Triggers warnings are statements that some professors are being asked to put on syllabi on certain works of literature and/or film warning students of their content. An example would be a warning that The Adventures of Huckleberry Finn contains racism or that The Great Gatsby contains domestic violence. Apparently, this started to accommodate students with PTSD (Post-Traumatic Stress Disorder). Stressful events in books and films can trigger trauma in the victims of PTSD. But I would think that if you had PTSD and you were attending a college course, shouldn't you go in prepared that perhaps everything you read or view could contain a trigger? If the trigger warnings stopped with PTSD, it wouldn't be so absurd, but being extended much further. 

The first problem I have with this is that knowledge comes from being challenged. You go into college believing the world to be a certain way and you are challenged to think something else. You shouldn't be prepared or warned for this challenge. You should be knocked over the head with it. College is the place where the world should be in your face challenging your every fiber of belief.  If it makes you cry or scream so be it, you are young, you will get over it.

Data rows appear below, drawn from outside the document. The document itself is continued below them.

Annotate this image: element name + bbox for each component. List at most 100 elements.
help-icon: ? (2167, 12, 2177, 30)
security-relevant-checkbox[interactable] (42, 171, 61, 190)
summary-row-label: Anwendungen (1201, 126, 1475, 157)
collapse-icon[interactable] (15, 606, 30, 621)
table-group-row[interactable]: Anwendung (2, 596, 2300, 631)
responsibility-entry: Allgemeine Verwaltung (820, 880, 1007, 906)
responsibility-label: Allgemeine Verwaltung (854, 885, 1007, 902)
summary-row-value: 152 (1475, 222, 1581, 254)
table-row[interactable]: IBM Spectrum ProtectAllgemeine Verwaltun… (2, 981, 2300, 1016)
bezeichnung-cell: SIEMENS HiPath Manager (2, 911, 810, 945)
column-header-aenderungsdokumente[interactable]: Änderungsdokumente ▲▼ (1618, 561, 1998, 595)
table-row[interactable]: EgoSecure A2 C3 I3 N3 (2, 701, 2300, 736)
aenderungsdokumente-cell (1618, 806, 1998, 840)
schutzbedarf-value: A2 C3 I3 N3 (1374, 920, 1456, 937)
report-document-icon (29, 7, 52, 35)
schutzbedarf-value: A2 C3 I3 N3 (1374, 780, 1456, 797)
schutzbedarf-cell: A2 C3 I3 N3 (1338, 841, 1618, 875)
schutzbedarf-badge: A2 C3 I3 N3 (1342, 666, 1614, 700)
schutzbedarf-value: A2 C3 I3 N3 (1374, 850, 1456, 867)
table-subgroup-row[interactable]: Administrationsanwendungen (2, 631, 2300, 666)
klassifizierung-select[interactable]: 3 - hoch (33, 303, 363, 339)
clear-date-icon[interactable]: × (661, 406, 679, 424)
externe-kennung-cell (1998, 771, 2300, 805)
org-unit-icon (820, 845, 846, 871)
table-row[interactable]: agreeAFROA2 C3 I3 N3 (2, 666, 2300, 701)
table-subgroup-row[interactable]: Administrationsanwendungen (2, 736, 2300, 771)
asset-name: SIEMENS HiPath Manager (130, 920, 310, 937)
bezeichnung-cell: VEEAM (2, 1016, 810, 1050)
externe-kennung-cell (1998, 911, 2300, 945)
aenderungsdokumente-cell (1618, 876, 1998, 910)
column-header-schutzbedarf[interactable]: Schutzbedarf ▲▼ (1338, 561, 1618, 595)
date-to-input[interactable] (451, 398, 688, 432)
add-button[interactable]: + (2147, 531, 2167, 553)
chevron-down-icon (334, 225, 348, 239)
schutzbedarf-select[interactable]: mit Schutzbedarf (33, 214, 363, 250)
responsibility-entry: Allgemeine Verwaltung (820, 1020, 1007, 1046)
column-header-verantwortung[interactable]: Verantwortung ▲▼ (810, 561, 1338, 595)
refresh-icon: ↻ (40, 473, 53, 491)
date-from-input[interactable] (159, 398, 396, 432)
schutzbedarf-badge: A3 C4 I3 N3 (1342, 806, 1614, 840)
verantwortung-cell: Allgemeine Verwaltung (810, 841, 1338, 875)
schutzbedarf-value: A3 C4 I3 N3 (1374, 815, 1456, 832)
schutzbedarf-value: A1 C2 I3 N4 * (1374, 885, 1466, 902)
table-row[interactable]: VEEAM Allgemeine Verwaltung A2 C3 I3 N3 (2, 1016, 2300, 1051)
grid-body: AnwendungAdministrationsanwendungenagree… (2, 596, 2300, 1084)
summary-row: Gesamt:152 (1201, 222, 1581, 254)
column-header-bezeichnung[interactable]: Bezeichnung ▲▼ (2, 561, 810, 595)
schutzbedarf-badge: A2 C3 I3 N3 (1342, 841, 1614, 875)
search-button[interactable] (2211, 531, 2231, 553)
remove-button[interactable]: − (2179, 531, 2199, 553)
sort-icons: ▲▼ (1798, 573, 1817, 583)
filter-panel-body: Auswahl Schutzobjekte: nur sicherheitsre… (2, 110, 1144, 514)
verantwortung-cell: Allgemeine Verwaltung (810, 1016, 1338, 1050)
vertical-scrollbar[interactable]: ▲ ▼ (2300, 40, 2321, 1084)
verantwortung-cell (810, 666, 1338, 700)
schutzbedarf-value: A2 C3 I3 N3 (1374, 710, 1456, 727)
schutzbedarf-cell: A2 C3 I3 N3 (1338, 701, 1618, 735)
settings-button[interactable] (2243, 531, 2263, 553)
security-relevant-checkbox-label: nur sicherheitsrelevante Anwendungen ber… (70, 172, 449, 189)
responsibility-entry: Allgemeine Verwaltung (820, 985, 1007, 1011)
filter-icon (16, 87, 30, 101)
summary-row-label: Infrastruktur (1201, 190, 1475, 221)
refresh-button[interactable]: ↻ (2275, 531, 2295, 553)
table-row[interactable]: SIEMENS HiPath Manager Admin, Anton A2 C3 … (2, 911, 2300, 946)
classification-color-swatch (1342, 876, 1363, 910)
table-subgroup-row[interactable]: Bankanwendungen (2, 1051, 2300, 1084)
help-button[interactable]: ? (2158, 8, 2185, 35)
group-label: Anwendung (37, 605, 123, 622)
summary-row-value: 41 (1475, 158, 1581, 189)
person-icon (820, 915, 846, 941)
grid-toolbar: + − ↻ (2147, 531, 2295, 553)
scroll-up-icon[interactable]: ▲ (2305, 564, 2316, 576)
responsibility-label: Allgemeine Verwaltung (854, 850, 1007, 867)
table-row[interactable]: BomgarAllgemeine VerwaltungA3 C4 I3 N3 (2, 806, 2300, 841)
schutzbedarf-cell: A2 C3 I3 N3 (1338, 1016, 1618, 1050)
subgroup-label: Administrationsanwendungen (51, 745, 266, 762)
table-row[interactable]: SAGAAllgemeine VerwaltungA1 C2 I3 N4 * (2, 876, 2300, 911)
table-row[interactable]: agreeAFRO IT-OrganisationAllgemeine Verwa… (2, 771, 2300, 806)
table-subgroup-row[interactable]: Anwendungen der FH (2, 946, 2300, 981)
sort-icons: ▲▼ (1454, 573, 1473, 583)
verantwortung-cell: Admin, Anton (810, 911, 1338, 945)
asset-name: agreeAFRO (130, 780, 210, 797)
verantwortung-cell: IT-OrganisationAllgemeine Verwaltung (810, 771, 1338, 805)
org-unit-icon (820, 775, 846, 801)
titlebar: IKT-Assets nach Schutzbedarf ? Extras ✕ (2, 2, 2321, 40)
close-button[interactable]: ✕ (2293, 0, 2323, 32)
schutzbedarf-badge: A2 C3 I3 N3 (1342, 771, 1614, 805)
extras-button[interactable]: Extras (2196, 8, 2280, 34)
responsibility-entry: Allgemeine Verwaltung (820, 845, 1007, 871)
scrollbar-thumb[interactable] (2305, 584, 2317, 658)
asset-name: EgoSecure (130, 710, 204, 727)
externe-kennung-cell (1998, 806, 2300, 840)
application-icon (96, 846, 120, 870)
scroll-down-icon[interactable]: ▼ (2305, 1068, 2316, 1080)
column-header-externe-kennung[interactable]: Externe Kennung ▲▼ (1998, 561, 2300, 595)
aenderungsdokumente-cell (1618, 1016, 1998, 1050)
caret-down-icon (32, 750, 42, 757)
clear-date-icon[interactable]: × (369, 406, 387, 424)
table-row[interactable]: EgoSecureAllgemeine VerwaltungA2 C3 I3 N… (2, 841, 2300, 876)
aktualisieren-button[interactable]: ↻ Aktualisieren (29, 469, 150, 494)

Students at Oberlin College, University of California (Santa Barbara), University of Michigan, Rutgers University and George Washington University among others have asked for trigger warnings to be put on syllabi. When I was in college we asked our colleges for really stupid things too. It was a great learning experience to be told NO. College is a great place to mature. 

This brings me to my second point, what kind of pansies are we bringing up in this country? Huckleberry Finn was read by slaves. That's right some of them could read! Their victimhood (violence, rape, racism etc.) is far greater than any of us had to face. Mark Twain toured the country with other abolitionists reading his work. Former slaves attended these readings. If they didn't need a warning, you shouldn't either.  Regardless of how traumatic your experiences have been, it pales in comparison to these people. The first step to higher learning ... get over yourself.

My third point is where I really lose patience with the left. Labeling anything, however well intentioned and innocuous is censorship, even if you are doing so only on a syllabus. You are changing the perception of the reader. If you label The Merchant of Venice with a warning of anti-Semitism, the reader is going to read it differently than if you didn't see that label. In doing so, you are altering the experience of the reading, tainting the discourse and worst of all, destroying the text. You are putting your perceptions of the text over the readers. If I am warned that Mrs. Dalloway contains a suicide, I am going to reading it expecting suicide on every page. You might as well rename trigger warnings, spoiler alerts. A trigger warning ruins this book for all the readers, just in case, there is someone in the class that was traumatized by suicide. The left is usually against censorship, unless it is the left that is censoring, then they are fine with it. Actually, they are gleeful in their righteousness.  Stamp an R on that movie, stamp an M on that video game ... the left know better than you do on what you and your kids can be exposed to. This is what the left spends their time on. You really have to wonder how the left will respond when a right winger comes along and demands a warning on a Leaves of Grass because of their homo-phobia or on Things Fall Apart because of their xenophobia. No, that isn't allowed. Censorship is only allowed when the left does it!

Where does this lead? Warnings on syllabi surely will lead to warnings on books. The pansies will graduate and wander into a bookstore with their new expendable income. They might buy a book that has sexism in it and they weren't warned about it (insert dramatic music here). Bookstores, Amazon and libraries will have warnings on books. Once there is a rating system on books, then publishers will publish for the rating. Presently Hollywood test screens films and will often send them back to the director saying they need more sex to get the R rating or remove a word or two to get the PG13 rating. Is this where publishing is going? 

I am grateful that most professors are fighting this.This is where the strength of tenured positions come in. Young untenured professors are afraid to fight this because they fear retaliation. Freedom to pick and chose what is in your course and how to approach the subject, should be in the teachers hands ... not the students. If you fear being challenged as a college student, perhaps college is not the right place for you. If you can't handle Huck's racism, you are probably not ready for the workforce and world outside your campus.